In keeping with the vogue for exotic foreign dishes, this Italian antipasto was considered the height of fine dining elegance, although veal is always surrounded by controversy. Known as vitello tonnato in Italy, this summer dish is made with cold, sliced veal covered in a creamy, mayonnaise-like sauce that has been flavoured with tuna. It is served chilled or at room temperature.
Seven-Layer Dip
While the nation was discovering dressings and vinaigrettes, we were also discovering dips, with packet-based ranch dips, spinach artichoke dip and guacamole all going mainstream during the '80s. The recipe for this Super Bowl party favourite was first printed in Family Circle in 1981, and also coincided with a trend for all things Tex-Mex.
Barbecue chicken pizza
Before the '80s, pizza toppings were pretty limited. Pepperoni, sausage, onions and peppers were usually your only options. But in California, pizzas were having something of a renaissance, thanks in large part to Ed LaDou, pizza chef at Wolfgang Puck’s Italian restaurant Spago.

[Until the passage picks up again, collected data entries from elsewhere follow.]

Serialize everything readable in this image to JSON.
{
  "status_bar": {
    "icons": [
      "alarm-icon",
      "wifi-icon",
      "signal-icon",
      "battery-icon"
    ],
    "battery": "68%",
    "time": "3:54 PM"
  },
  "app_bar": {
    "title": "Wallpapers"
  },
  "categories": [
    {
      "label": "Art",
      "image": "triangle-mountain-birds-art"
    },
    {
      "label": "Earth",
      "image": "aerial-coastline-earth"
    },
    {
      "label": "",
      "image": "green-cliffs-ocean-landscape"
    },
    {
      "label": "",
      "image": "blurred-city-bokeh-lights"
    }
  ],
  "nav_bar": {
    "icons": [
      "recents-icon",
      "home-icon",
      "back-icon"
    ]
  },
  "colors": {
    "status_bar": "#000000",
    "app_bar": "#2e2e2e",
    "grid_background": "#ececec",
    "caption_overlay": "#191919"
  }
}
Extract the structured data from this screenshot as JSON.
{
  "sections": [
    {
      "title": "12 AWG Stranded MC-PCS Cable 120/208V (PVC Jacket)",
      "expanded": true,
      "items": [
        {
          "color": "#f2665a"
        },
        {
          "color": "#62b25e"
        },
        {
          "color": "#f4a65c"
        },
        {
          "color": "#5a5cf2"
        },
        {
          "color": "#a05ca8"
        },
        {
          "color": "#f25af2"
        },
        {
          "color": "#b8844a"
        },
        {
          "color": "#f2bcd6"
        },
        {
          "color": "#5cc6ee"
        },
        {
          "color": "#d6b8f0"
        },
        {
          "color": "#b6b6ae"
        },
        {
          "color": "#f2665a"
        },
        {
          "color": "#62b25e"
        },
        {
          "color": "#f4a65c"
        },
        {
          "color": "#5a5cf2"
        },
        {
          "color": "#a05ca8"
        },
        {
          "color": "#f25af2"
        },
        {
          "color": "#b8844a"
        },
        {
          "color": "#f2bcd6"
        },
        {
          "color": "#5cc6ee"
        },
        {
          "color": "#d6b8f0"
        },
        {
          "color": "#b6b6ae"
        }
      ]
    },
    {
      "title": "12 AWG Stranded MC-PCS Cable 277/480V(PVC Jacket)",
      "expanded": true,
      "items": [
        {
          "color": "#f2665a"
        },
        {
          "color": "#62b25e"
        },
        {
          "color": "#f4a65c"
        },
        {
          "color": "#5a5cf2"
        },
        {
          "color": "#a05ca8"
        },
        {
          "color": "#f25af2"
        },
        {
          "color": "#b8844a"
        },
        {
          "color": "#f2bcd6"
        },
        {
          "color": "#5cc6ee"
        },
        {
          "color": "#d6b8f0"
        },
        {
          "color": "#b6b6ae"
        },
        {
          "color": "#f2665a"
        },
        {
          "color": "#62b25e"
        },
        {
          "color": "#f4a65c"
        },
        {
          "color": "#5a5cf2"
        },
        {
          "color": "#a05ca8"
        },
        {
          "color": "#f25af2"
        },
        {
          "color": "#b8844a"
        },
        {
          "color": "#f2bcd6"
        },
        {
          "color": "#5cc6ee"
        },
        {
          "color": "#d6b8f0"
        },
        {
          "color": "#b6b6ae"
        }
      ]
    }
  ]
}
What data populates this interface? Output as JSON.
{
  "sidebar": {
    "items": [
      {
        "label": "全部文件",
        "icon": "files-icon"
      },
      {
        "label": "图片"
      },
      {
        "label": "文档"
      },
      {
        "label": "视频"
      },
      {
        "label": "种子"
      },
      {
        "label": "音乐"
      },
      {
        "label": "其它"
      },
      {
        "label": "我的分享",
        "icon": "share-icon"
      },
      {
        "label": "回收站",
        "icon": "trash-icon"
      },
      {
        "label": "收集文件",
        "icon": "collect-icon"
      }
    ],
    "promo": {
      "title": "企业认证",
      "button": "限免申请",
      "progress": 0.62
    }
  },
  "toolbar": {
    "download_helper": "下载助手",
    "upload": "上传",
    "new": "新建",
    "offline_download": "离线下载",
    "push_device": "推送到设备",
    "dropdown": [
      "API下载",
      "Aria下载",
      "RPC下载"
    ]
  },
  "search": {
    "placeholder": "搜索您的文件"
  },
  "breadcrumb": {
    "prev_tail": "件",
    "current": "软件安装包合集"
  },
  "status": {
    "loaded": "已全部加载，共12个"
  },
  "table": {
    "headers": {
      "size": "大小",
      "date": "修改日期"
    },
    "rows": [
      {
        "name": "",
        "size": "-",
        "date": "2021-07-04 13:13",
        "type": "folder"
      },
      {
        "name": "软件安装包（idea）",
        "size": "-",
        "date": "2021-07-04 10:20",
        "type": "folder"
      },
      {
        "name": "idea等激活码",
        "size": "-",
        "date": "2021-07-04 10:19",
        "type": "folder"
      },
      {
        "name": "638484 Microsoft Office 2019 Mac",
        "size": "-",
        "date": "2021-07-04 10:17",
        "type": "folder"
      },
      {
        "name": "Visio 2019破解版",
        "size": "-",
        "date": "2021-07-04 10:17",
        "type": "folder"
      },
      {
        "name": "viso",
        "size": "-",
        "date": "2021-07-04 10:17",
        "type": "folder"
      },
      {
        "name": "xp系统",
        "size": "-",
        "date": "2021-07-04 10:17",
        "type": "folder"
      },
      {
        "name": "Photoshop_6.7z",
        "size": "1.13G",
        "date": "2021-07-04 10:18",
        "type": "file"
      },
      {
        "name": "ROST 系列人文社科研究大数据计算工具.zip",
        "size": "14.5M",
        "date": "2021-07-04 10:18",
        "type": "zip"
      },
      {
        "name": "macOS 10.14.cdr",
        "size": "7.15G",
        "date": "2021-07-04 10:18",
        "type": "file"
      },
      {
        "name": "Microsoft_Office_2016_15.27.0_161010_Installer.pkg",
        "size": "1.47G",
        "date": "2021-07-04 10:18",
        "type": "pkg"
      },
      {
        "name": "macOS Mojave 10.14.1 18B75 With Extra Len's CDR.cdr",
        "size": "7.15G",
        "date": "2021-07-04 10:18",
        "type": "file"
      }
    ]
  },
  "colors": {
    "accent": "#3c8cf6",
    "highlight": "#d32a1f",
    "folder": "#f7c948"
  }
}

LaDou was famous for using gourmet pizza toppings like duck breast and hoisin sauce, or marinated shrimp, and the rich and famous flocked to Spago to try them out. But it wasn’t until 1985, when LaDou teamed up with new chain California Pizza Kitchen that his creations began to reach ordinary people. Of all his new flavours, barbecue chicken was the most popular, and it remains on the menu at California Pizza Kitchen to this day.
Dip in a bread bowl
The craze for dips meant that no '80s buffet table was complete without a hollowed out loaf filled with homemade dip and surrounded by crudités. Popular choices of dip included spinach and artichoke, or crab.
Plum Torte
Every September from 1983, The New York Times printed a recipe for plum torte to mark the beginning of the Italian plum season. The recipe became something of a tradition, and the deliciously sweet sponge cake was some consolation for the end of summer. No recipe appeared in September 1990, however - much to the annoyance of readers who had forgotten to cut it out - making The New York Times plum torte a specifically '80s phenomenon.